JCU School of Earth and Environmental Sciences Senior Research Associate Dr Chris Wurster has played a key role in pioneering the technology for using cave guano deposits and stable isotopes to identify vegetation and large-scale atmospheric changes up to 40,000 years ago.

“There are strong indicators that during the last glacial period a savannah corridor stretched through the middle of Southeast Asia effectively creating an environmental barrier that trapped different species on each side,” he said.

“Other theories suggest the barrier was a swamp forest, so we will be testing samples of guano gathered from caves in Indonesia with the aim of identifying the region’s vegetation changes.

“These same ‘barriers’ also might have played an important role for early human dispersals throughout the region and on into Australia.”

Dr Wurster will talk about how the region’s ‘biogeographic theatre’ played out over time, focusing on the changing stage (environments) and the actors (plants and animals) used at a free public lecture at JCU’s Cairns campus on November 22.

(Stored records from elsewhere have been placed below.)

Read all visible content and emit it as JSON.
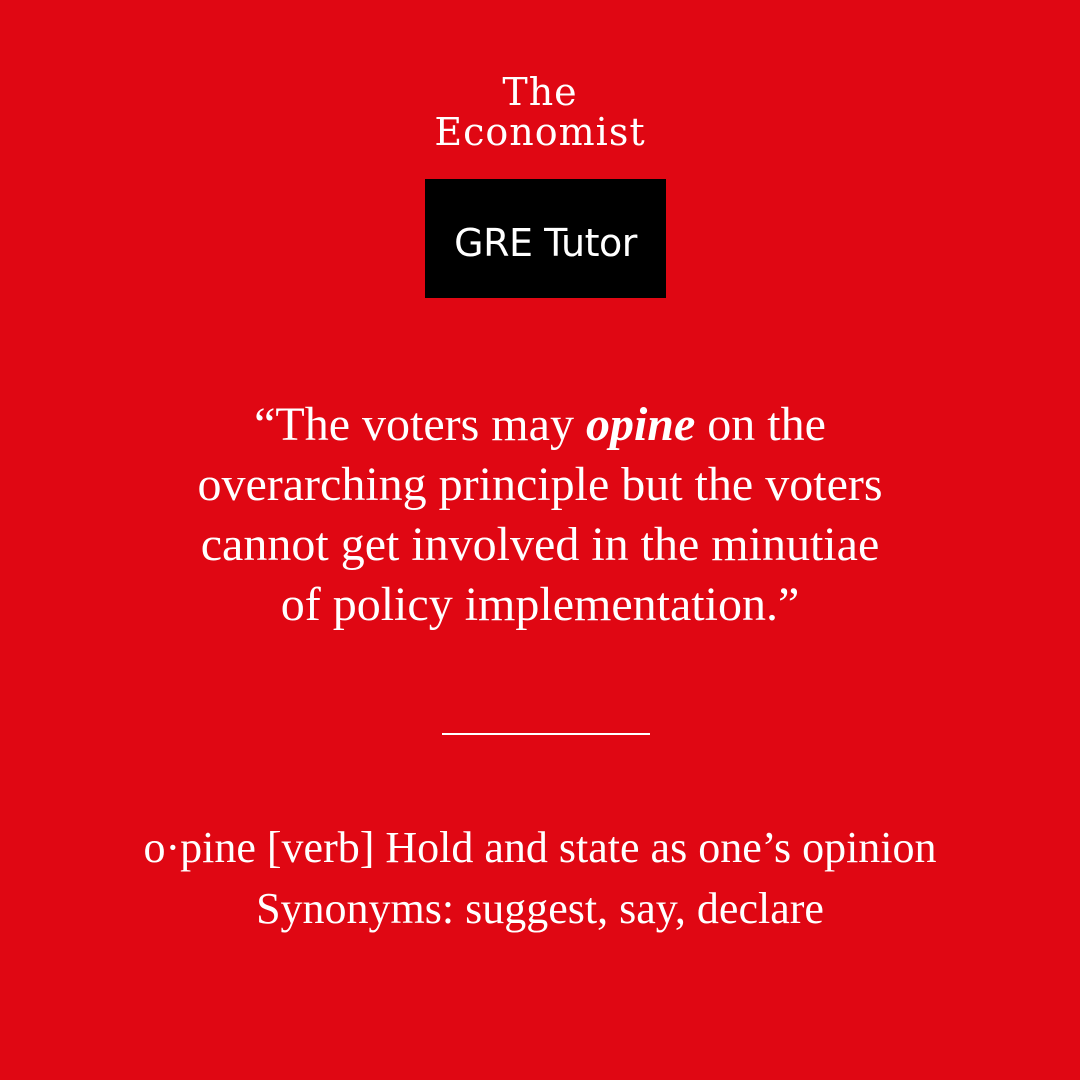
{
  "logo": {
    "line1": "The",
    "line2": "Economist"
  },
  "badge": {
    "label": "GRE Tutor"
  },
  "quote": {
    "line1_before": "“The voters may ",
    "line1_word": "opine",
    "line1_after": " on the",
    "line2": "overarching principle but the voters",
    "line3": "cannot get involved in the minutiae",
    "line4": "of policy implementation.”"
  },
  "definition": {
    "line1": "o·pine [verb] Hold and state as one’s opinion",
    "line2": "Synonyms: suggest, say, declare"
  },
  "colors": {
    "background": "#e00713",
    "badge_background": "#000000",
    "text": "#ffffff"
  }
}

Digging up old bat poo may sound like a hard day’s work to some, but it has delivered some memorable moments for Dr Wurster.

“At a cave in Mexico we faced almost lethal levels of ammonia from the free-tailed bats which produce the chemical in such quantities that it bleaches their own fur,” he said.

“It was hot and uncomfortable inside the cave, but we sat in the desert to watch thousands of bats emerge enmasse for seven minutes and saw some being eaten by the snakes that hang down ready to grab them – it was an amazing experience.”

Dr Wurster’s presentation, ‘The biogeographic theatre of South East Asia and its ever changing stage’, is the last of James Cook University’s annual series of public lectures in science and engineering for 2012.

The lecture will be held in the Crowther Theatre at James Cook University in Smithfield on Thursday November 22. Refreshments will be served from 5.30pm and the lecture will begin at 6pm.